Me he despertado con un presentimiento, frío y tenue cómo la mañana misma. Al momento de entreabrir los ojos se convirtió en imagen, la cama se congeló y la sangre fluyó lenta, casi viscosa. Borrosa al principio, pero conforme mis párpados se iban despegando se volvía asombrosamente nítida (tanto como la luz que entra por la ventana con las cortinas bien abiertas): te vi reflejado en la mirada de una mujer que no soy yo, tez morena, de hombros descubiertos, manos suaves, más anchas que las mías... Y sentí lo que ella, el sol de una tarde no lejana, con el viento que entra por la ventanilla abierta rozando su cabello y su mano sobre la tuya, ¿te digo algo? no te quiere.
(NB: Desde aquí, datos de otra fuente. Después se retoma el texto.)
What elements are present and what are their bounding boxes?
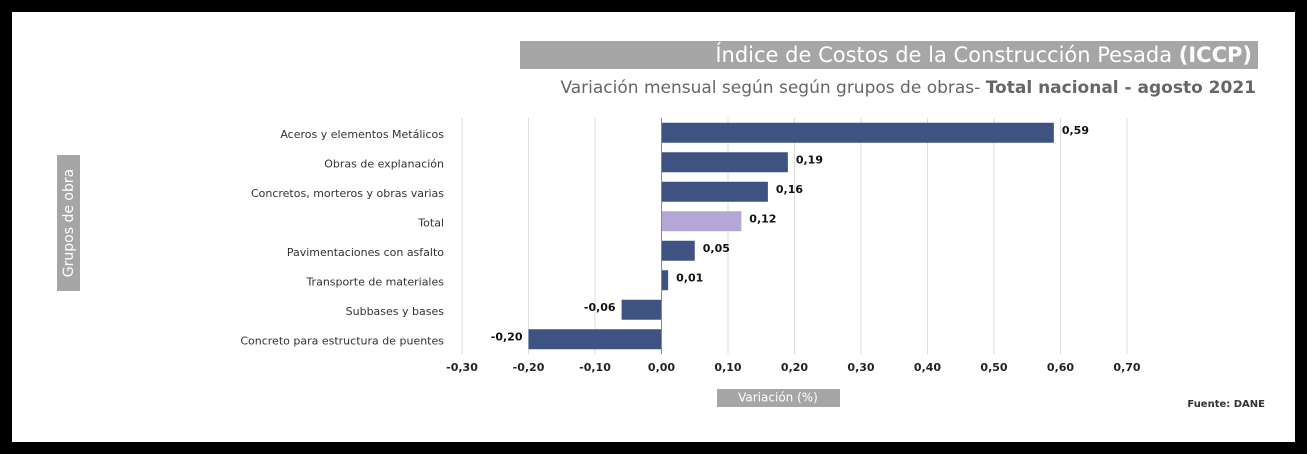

No me refiero a que no sienta nada nada por ti, simplemente no te quiere.
Es sólo un presentimiento de esos certeros que me asaltan de la nada y de la nada, se convierten en realidad.
Me desperté, y no hablo únicamente de abrir los ojos. Desperté a esa realidad concientemente negada e inconscientemente sabida y a pesar de ello, no quiero verte nunca con esa mujer, no quiero cerciorarlo, ¡me niego a que la inmóvil imagen respire!
Así cómo ha llegado la epifanía, algo se ha movido dentro de mí, mi tristeza añeja casi rancia despertó esta misma mañana. El beso suave que el sol le da a los cerros, a los caminos y a mis manos sobre la ventana se vuelve amargo, cada vez más amargo. El tiempo lo concentra y gota a gota el veneno cae y deja a la alegría maltrecha y desgastada. Me rehúso a creerme pues sería un suicidio, dejaría que me mate la tristeza.